God never intended for us to walk in our own understanding.  He gave Adam and Eve the command to eat from every other tree in the garden but of the tree of knowledge they were  not to eat.  When Adam and Eve sinned by partaking of that tree, scripture says in chapter 3 that their eyes were opened and when God came walking through the garden they hid from Him.

If I understand this correctly, God never intended for us to walk apart from Him.  Part of our sin nature is that struggle between His plans for us and our own willfulness, wanting to decide for ourselves what is best.  We are all so good at making our own plans and deciding for ourselves what we want to do, but learning to be led by the Spirit takes us back into His wisdom and into His presence as we hear from Him about how to live our lives His way.

Lastly, I will share from Proverbs 3:5-7.  It says, “Trust in the Lord with all your heart and do not lean on your own understanding.  In all your ways acknowledge Him and He will make your paths straight.  Do not be wise in your own eyes. Fear the Lord and turn away from evil”.  This pretty much says it all  🙂

Now none of us will ever do this perfectly.  We are human and will miss it.  But we are all on a journey to know Him more, hear Him better, trust Him more often.  And as we grow up in Him we will get better at hearing Him and then learning to respond to Him sooner.  So yes, the enemy has a plan, BUT God has a plan too.  I want to see His plan, follow His ways and no matter what the future holds, and what the days ahead may look like, I want to obey Him and walk with Him, in the good times and the bad.
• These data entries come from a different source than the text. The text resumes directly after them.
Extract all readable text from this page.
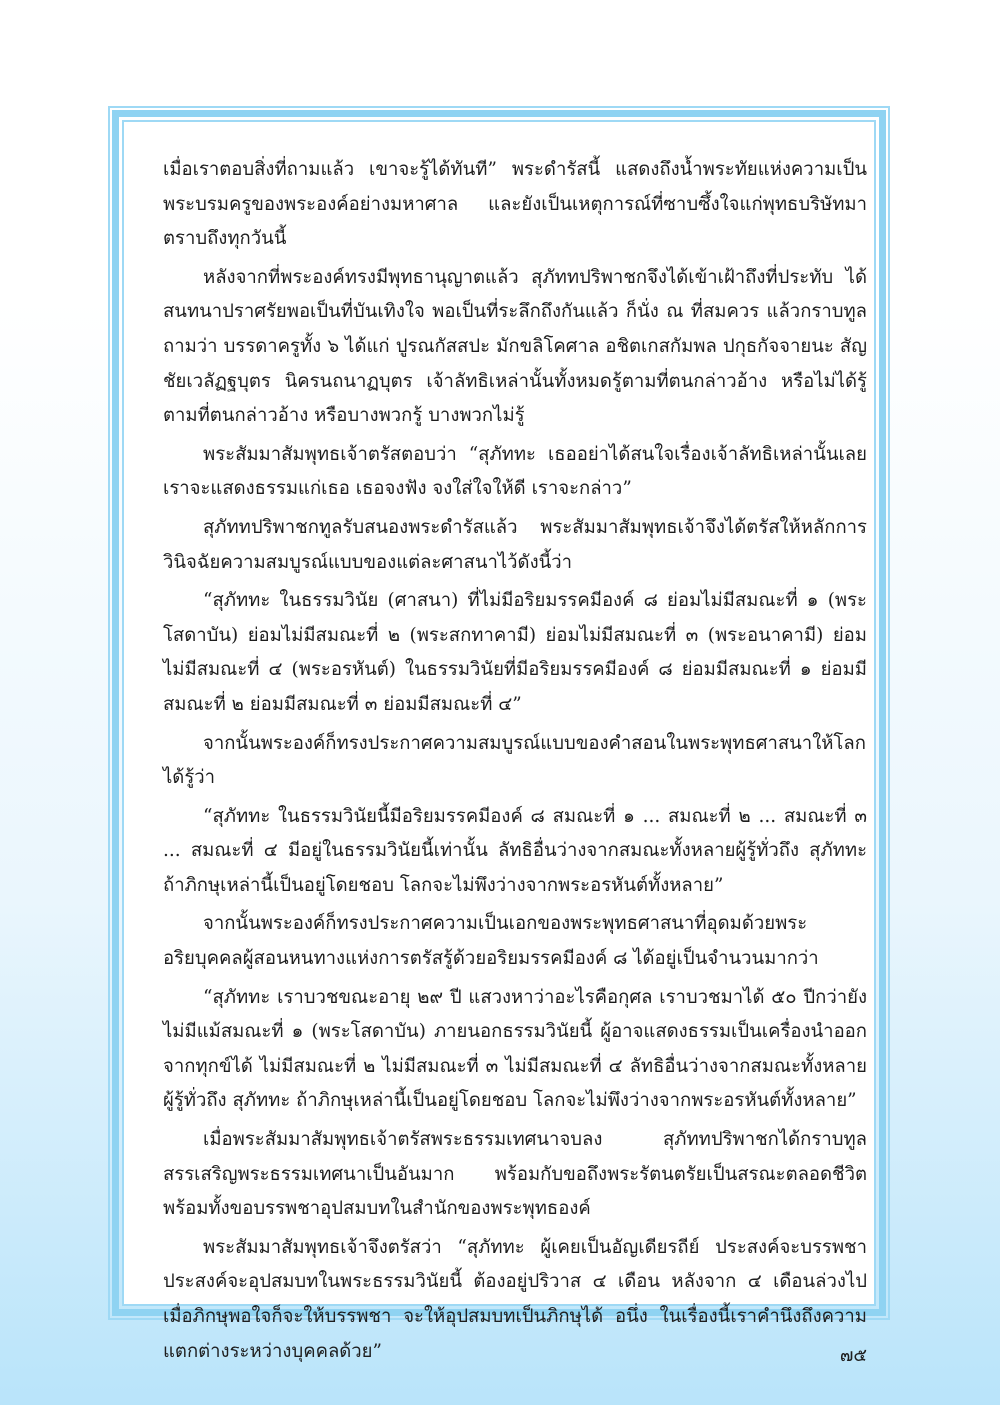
เมื่อเราตอบสิ่งที่ถามแล้ว เขาจะรู้ได้ทันที” พระดำรัสนี้ แสดงถึงน้ำพระทัยแห่งความเป็นพระบรมครูของพระองค์อย่างมหาศาล และยังเป็นเหตุการณ์ที่ซาบซึ้งใจแก่พุทธบริษัทมาตราบถึงทุกวันนี้

หลังจากที่พระองค์ทรงมีพุทธานุญาตแล้ว สุภัททปริพาชกจึงได้เข้าเฝ้าถึงที่ประทับ ได้สนทนาปราศรัยพอเป็นที่บันเทิงใจ พอเป็นที่ระลึกถึงกันแล้ว ก็นั่ง ณ ที่สมควร แล้วกราบทูลถามว่า บรรดาครูทั้ง ๖ ได้แก่ ปูรณกัสสปะ มักขลิโคศาล อชิตเกสกัมพล ปกุธกัจจายนะ สัญชัยเวลัฏฐบุตร นิครนถนาฏบุตร เจ้าลัทธิเหล่านั้นทั้งหมดรู้ตามที่ตนกล่าวอ้าง หรือไม่ได้รู้ตามที่ตนกล่าวอ้าง หรือบางพวกรู้ บางพวกไม่รู้

พระสัมมาสัมพุทธเจ้าตรัสตอบว่า “สุภัททะ เธออย่าได้สนใจเรื่องเจ้าลัทธิเหล่านั้นเลย เราจะแสดงธรรมแก่เธอ เธอจงฟัง จงใส่ใจให้ดี เราจะกล่าว”

สุภัททปริพาชกทูลรับสนองพระดำรัสแล้ว พระสัมมาสัมพุทธเจ้าจึงได้ตรัสให้หลักการวินิจฉัยความสมบูรณ์แบบของแต่ละศาสนาไว้ดังนี้ว่า

“สุภัททะ ในธรรมวินัย (ศาสนา) ที่ไม่มีอริยมรรคมีองค์ ๘ ย่อมไม่มีสมณะที่ ๑ (พระโสดาบัน) ย่อมไม่มีสมณะที่ ๒ (พระสกทาคามี) ย่อมไม่มีสมณะที่ ๓ (พระอนาคามี) ย่อมไม่มีสมณะที่ ๔ (พระอรหันต์) ในธรรมวินัยที่มีอริยมรรคมีองค์ ๘ ย่อมมีสมณะที่ ๑ ย่อมมีสมณะที่ ๒ ย่อมมีสมณะที่ ๓ ย่อมมีสมณะที่ ๔”

จากนั้นพระองค์ก็ทรงประกาศความสมบูรณ์แบบของคำสอนในพระพุทธศาสนาให้โลกได้รู้ว่า

“สุภัททะ ในธรรมวินัยนี้มีอริยมรรคมีองค์ ๘ สมณะที่ ๑ ... สมณะที่ ๒ ... สมณะที่ ๓ ... สมณะที่ ๔ มีอยู่ในธรรมวินัยนี้เท่านั้น ลัทธิอื่นว่างจากสมณะทั้งหลายผู้รู้ทั่วถึง สุภัททะ ถ้าภิกษุเหล่านี้เป็นอยู่โดยชอบ โลกจะไม่พึงว่างจากพระอรหันต์ทั้งหลาย”

จากนั้นพระองค์ก็ทรงประกาศความเป็นเอกของพระพุทธศาสนาที่อุดมด้วยพระอริยบุคคลผู้สอนหนทางแห่งการตรัสรู้ด้วยอริยมรรคมีองค์ ๘ ได้อยู่เป็นจำนวนมากว่า

“สุภัททะ เราบวชขณะอายุ ๒๙ ปี แสวงหาว่าอะไรคือกุศล เราบวชมาได้ ๕๐ ปีกว่ายังไม่มีแม้สมณะที่ ๑ (พระโสดาบัน) ภายนอกธรรมวินัยนี้ ผู้อาจแสดงธรรมเป็นเครื่องนำออกจากทุกข์ได้ ไม่มีสมณะที่ ๒ ไม่มีสมณะที่ ๓ ไม่มีสมณะที่ ๔ ลัทธิอื่นว่างจากสมณะทั้งหลายผู้รู้ทั่วถึง สุภัททะ ถ้าภิกษุเหล่านี้เป็นอยู่โดยชอบ โลกจะไม่พึงว่างจากพระอรหันต์ทั้งหลาย”

เมื่อพระสัมมาสัมพุทธเจ้าตรัสพระธรรมเทศนาจบลง สุภัททปริพาชกได้กราบทูลสรรเสริญพระธรรมเทศนาเป็นอันมาก พร้อมกับขอถึงพระรัตนตรัยเป็นสรณะตลอดชีวิต พร้อมทั้งขอบรรพชาอุปสมบทในสำนักของพระพุทธองค์

พระสัมมาสัมพุทธเจ้าจึงตรัสว่า “สุภัททะ ผู้เคยเป็นอัญเดียรถีย์ ประสงค์จะบรรพชา ประสงค์จะอุปสมบทในพระธรรมวินัยนี้ ต้องอยู่ปริวาส ๔ เดือน หลังจาก ๔ เดือนล่วงไป เมื่อภิกษุพอใจก็จะให้บรรพชา จะให้อุปสมบทเป็นภิกษุได้ อนึ่ง ในเรื่องนี้เราคำนึงถึงความแตกต่างระหว่างบุคคลด้วย”	๗๕
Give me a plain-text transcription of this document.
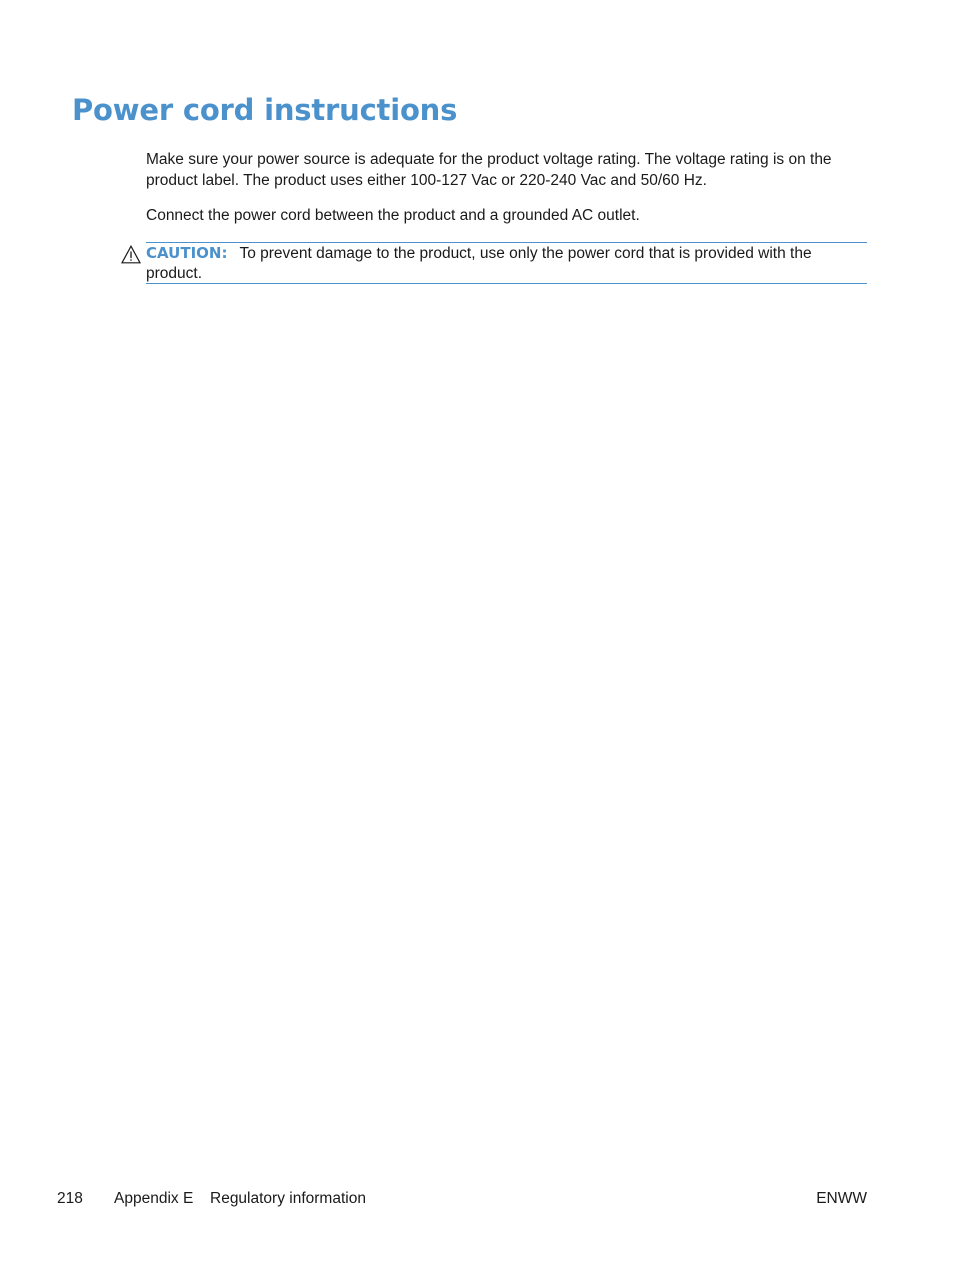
Power cord instructions

Make sure your power source is adequate for the product voltage rating. The voltage rating is on the product label. The product uses either 100-127 Vac or 220-240 Vac and 50/60 Hz.

Connect the power cord between the product and a grounded AC outlet.

CAUTION: To prevent damage to the product, use only the power cord that is provided with the product.

218 Appendix E Regulatory information	ENWW
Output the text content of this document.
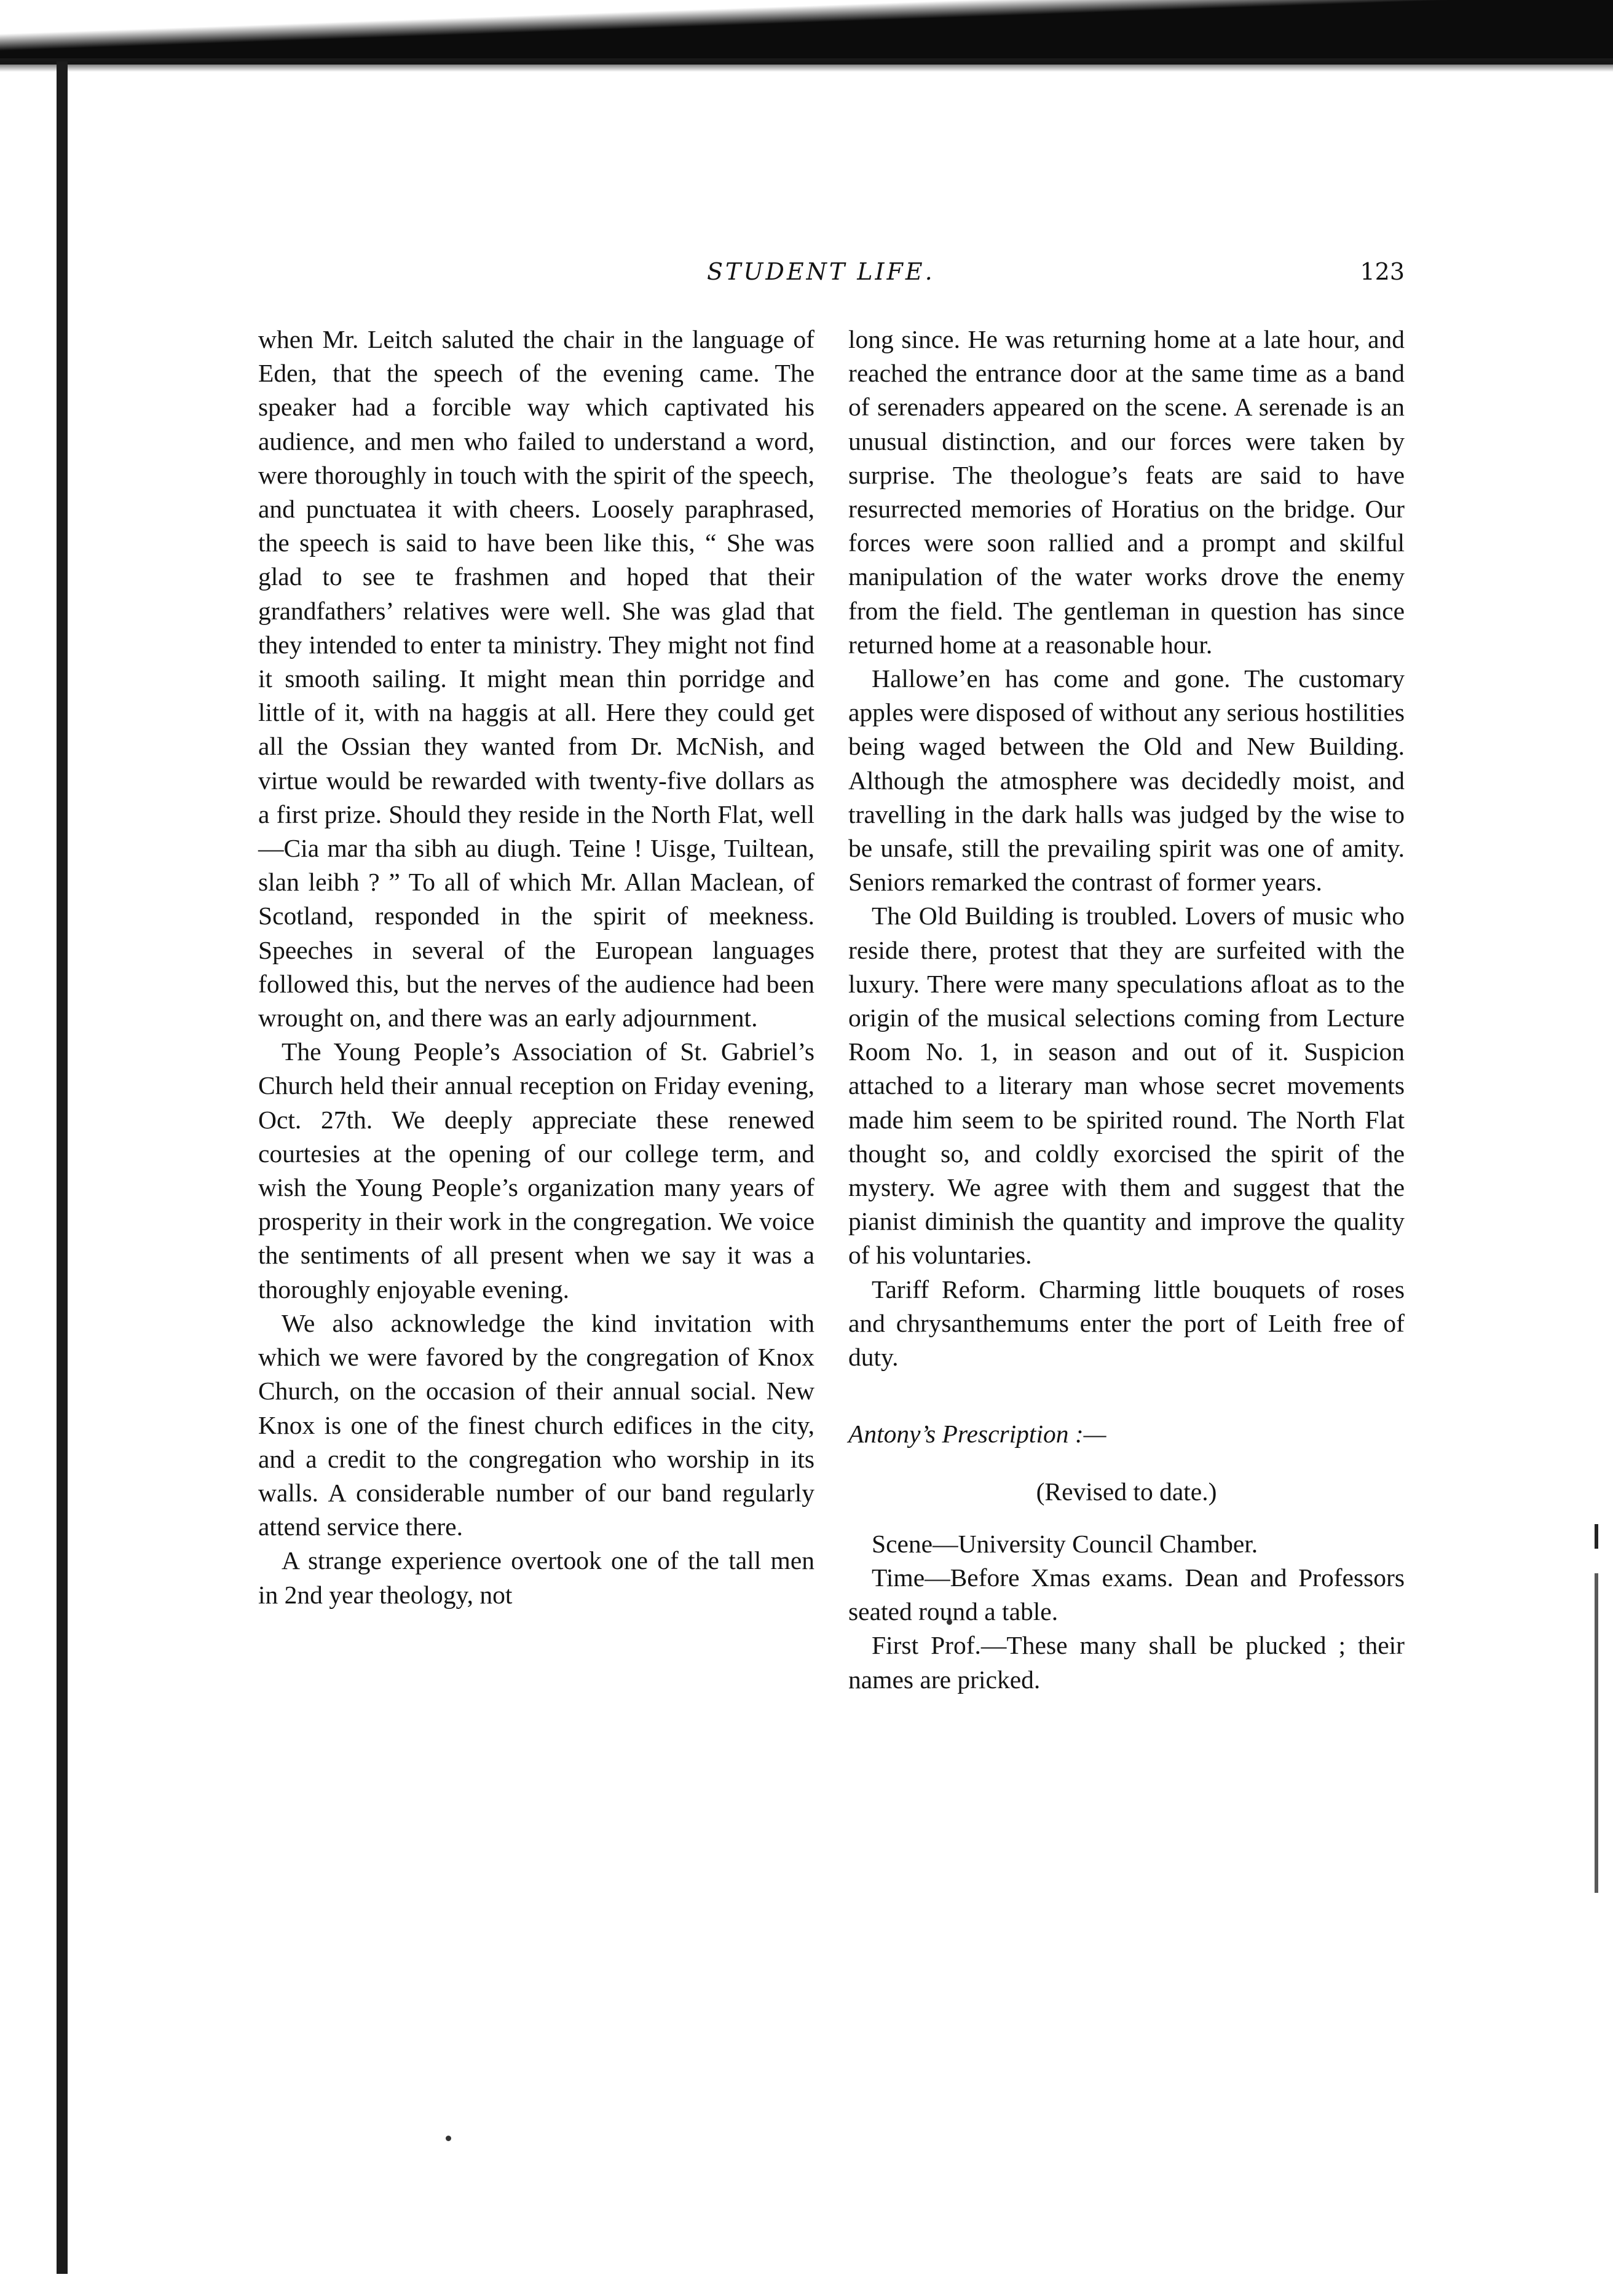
STUDENT LIFE.	123

when Mr. Leitch saluted the chair in the language of Eden, that the speech of the evening came. The speaker had a forcible way which captivated his audience, and men who failed to understand a word, were thoroughly in touch with the spirit of the speech, and punctuatea it with cheers. Loosely paraphrased, the speech is said to have been like this, “ She was glad to see te frashmen and hoped that their grandfathers’ relatives were well. She was glad that they intended to enter ta ministry. They might not find it smooth sailing. It might mean thin porridge and little of it, with na haggis at all. Here they could get all the Ossian they wanted from Dr. McNish, and virtue would be rewarded with twenty-five dollars as a first prize. Should they reside in the North Flat, well—Cia mar tha sibh au diugh. Teine ! Uisge, Tuiltean, slan leibh ? ” To all of which Mr. Allan Maclean, of Scotland, responded in the spirit of meekness. Speeches in several of the European languages followed this, but the nerves of the audience had been wrought on, and there was an early adjournment.

The Young People’s Association of St. Gabriel’s Church held their annual reception on Friday evening, Oct. 27th. We deeply appreciate these renewed courtesies at the opening of our college term, and wish the Young People’s organization many years of prosperity in their work in the congregation. We voice the sentiments of all present when we say it was a thoroughly enjoyable evening.

We also acknowledge the kind invitation with which we were favored by the congregation of Knox Church, on the occasion of their annual social. New Knox is one of the finest church edifices in the city, and a credit to the congregation who worship in its walls. A considerable number of our band regularly attend service there.

A strange experience overtook one of the tall men in 2nd year theology, not

long since. He was returning home at a late hour, and reached the entrance door at the same time as a band of serenaders appeared on the scene. A serenade is an unusual distinction, and our forces were taken by surprise. The theologue’s feats are said to have resurrected memories of Horatius on the bridge. Our forces were soon rallied and a prompt and skilful manipulation of the water works drove the enemy from the field. The gentleman in question has since returned home at a reasonable hour.

Hallowe’en has come and gone. The customary apples were disposed of without any serious hostilities being waged between the Old and New Building. Although the atmosphere was decidedly moist, and travelling in the dark halls was judged by the wise to be unsafe, still the prevailing spirit was one of amity. Seniors remarked the contrast of former years.

The Old Building is troubled. Lovers of music who reside there, protest that they are surfeited with the luxury. There were many speculations afloat as to the origin of the musical selections coming from Lecture Room No. 1, in season and out of it. Suspicion attached to a literary man whose secret movements made him seem to be spirited round. The North Flat thought so, and coldly exorcised the spirit of the mystery. We agree with them and suggest that the pianist diminish the quantity and improve the quality of his voluntaries.

Tariff Reform. Charming little bouquets of roses and chrysanthemums enter the port of Leith free of duty.

Antony’s Prescription :—

(Revised to date.)

Scene—University Council Chamber.

Time—Before Xmas exams. Dean and Professors seated round a table.

First Prof.—These many shall be plucked ; their names are pricked.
So what are the issues that hold you back from hearing Him and trusting Him?  If you ask Him He will show you. What He has done for me He can and will do for you.  His desire for each one of us is to walk in freedom from the issues that bind us.  He wants us to act on his leading….sometimes it might be in tense moments, other times it may be speaking something to someone as He leads.  I want to be free to do that and not be held back by all of the what-ifs.  He has a plan and I want to be a part.